À écouter : COP29 : qui va payer la transition climatique ?
L’Azerbaïdjan, dictature pétroliere et pays hôte
L’un des aspects les plus débattus de cette COP 29 est le choix d’organiser la conférence en Azerbaïdjan, un pays producteur d’hydrocarbures, ce qui suscite de nombreuses oppositions. Pour Jean-Baptiste Fressoz, historien des sciences, il existe un paradoxe : « On stigmatise souvent les pays pétroliers comme l’Azerbaïdjan, mais il est ironique de noter que des pays comme le Royaume-Uni, qui a accueilli une COP précédente, produisent bien plus de pétrole. Ce double standard masque en réalité des enjeux diplomatiques plus profonds, notamment les violations des droits humains dans des zones comme le Haut-Karabagh ». Cela met en lumière une contradiction de ces sommets climatiques : la transition énergétique est menée dans un monde où les énergies fossiles dominent encore les dynamiques géopolitiques et stratégiques.
À écouter : Pétrole, le sevrage impossible
L’innovation est-elle la solution ?
Le débat sur les solutions technologiques révèle les divergences profondes entre les parties, notamment autour de la capture et du stockage du carbone (CCS). Jean-Baptiste Fressoz exprime des réserves quant à l’efficacité de ces technologies : « Ces solutions sont promues par l’industrie des fossiles depuis les années 90, mais en réalité, elles sont coûteuses et souvent impraticables à grande échelle. Leur intégration dans l’accord de Paris repose sur des promesses technologiques incertaines, alors que nous avons besoin de réduire les émissions immédiatement ». Cette critique pointe du doigt une forme de dépendance à une technologie non éprouvée, qui pourrait finalement retarder l’action climatique réelle, maintenir une illusion de progrès et symbolise une fuite en avant parfois assumée.

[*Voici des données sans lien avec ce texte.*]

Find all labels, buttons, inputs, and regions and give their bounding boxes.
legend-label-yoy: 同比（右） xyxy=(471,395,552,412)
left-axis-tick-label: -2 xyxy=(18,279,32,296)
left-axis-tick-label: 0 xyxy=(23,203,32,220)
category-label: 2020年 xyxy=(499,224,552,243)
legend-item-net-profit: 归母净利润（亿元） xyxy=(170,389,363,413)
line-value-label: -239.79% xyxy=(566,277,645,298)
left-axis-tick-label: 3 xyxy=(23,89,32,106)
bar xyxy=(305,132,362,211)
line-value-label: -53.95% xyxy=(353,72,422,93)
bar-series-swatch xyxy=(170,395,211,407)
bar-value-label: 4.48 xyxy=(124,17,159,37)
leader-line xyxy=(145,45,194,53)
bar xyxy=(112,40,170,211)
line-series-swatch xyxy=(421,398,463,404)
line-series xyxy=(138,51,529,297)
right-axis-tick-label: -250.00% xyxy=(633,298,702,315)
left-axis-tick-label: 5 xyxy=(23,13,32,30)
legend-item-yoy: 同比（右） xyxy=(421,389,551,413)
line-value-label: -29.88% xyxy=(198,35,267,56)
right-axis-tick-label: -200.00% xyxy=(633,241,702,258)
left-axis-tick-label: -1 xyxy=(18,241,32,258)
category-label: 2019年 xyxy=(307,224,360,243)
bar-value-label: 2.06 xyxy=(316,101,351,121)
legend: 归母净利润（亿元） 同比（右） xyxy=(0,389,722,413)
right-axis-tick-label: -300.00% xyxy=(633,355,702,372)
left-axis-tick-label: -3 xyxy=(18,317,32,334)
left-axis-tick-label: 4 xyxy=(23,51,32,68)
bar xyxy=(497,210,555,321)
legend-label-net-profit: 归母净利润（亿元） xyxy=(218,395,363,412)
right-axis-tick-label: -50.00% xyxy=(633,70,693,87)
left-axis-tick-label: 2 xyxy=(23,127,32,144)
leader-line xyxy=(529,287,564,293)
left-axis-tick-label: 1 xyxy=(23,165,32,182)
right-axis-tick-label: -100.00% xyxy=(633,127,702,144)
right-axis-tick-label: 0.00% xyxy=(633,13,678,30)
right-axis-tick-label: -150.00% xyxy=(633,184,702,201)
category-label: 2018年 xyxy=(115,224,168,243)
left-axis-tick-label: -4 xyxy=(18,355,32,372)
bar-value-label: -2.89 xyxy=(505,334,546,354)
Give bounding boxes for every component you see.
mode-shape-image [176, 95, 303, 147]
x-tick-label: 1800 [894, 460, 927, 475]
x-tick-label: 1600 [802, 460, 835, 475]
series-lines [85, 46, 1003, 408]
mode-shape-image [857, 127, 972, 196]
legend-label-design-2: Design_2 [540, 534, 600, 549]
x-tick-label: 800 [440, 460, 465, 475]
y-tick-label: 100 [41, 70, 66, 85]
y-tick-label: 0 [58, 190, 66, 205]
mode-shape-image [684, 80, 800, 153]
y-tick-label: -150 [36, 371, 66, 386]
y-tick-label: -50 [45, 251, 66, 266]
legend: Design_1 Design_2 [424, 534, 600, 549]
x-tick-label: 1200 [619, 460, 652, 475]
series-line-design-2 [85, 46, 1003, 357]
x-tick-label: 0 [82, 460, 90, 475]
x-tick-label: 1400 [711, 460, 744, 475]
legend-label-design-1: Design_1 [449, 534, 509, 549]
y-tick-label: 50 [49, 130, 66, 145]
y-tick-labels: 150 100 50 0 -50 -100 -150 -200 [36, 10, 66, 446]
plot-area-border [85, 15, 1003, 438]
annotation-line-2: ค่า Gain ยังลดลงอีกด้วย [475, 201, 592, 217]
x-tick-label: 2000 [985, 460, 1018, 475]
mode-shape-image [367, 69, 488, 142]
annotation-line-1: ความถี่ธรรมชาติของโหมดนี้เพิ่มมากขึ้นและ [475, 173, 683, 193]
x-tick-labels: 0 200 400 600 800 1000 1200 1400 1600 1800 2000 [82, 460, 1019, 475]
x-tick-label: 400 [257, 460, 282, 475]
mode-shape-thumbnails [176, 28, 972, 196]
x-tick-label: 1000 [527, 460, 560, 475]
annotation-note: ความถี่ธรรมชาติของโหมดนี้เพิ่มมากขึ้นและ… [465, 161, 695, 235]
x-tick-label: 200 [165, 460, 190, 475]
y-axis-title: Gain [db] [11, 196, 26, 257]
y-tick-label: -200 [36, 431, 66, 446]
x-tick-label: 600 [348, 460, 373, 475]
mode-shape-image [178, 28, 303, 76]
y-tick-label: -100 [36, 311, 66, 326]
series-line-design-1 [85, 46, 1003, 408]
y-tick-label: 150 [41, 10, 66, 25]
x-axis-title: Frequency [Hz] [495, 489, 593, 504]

À écouter : Qui financera la transition écologique ?
Fixer un coût aux émissions carbonées
La question de la relocalisation de la production pour limiter les impacts environnementaux est au cœur des négociations. Claire Tutenuy met en avant la nécessité d’un prix du carbone mondial pour encourager la structuration d’une économie circulaire et une meilleure gestion des externalités négatives : « Aujourd’hui, l’économie mondiale est optimisée pour les énergies fossiles bon marché, avec un prix du carbone souvent nul. Si l’on veut véritablement réduire les émissions, il faut une réévaluation de ces coûts et une relocalisation qui n’est pas motivée par le protectionnisme étatique, mais par une optimisation environnementale ». Cependant, des politiques protectionnistes trop fortes pourraient ralentir l’innovation et augmenter les coûts des projets écologiques, complexifiant davantage les efforts pour atteindre les objectifs climatiques globaux et limiter les conséquences du réchauffement climatique sur nos sociétés.